Most landlords are a long way from the ‘evil profiteers’ image some organisations like to portray them as being, new research has revealed.
74% of private landlords have told a survey by BVA BDRC/Nationwide that they feel a sense of duty to support tenants during times of financial difficulty, and that 40% had already done so over the past 12 months.
This has included temporary or permanent rent reductions, a rental payment holiday or lending tenants money to pay for their day-to-day living expenses.
Nevertheless, rising maintenance, repairs and mortgage costs mean half of those quizzed also say they are considering a rent rise to cover these additional expenses given the average annual ‘profit margin’ in a BTL is 7.6%. Inflation is currently running at 9% and the cost of building work has leapt by 24.5% from March 2021 to March 2022, according to official data from BEIS.

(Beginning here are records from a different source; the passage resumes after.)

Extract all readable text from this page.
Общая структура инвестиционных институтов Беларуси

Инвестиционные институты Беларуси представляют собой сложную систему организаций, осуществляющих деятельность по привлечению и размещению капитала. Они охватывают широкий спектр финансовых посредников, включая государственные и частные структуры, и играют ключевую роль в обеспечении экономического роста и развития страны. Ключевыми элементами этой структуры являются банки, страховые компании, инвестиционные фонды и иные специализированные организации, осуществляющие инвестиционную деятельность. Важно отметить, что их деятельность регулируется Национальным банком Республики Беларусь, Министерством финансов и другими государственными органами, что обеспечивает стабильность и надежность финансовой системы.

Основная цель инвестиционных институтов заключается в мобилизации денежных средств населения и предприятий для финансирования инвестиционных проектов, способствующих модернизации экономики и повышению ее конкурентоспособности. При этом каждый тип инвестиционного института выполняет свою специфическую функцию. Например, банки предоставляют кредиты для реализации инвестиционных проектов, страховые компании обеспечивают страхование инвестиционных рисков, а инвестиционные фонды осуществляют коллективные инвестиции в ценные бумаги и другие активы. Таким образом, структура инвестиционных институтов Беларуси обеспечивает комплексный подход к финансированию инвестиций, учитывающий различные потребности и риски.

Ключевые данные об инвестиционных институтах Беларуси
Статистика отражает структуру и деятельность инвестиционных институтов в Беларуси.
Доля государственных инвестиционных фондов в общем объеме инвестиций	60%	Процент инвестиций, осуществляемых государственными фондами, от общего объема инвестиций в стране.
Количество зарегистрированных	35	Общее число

Paul Wootton, Director of The Landlord Works, said: “Landlords are facing a real dilemma at the moment in dealing with the continued rising cost of living.
“On the one hand, there is a need to ensure they can cover the increasing costs associated with their properties and ensure they are following the market.
“However, as our research demonstrates, they are also acutely aware of the financial challenges facing their tenants.”
The survey also found that three-quarters of those who own more than ten properties aim to increase their rents over the next 12 months, compared to just 44 per cent of landlords owning between one and three properties.
Landlords with smaller portfolios are able to reduce rents by a slightly higher amount, it says.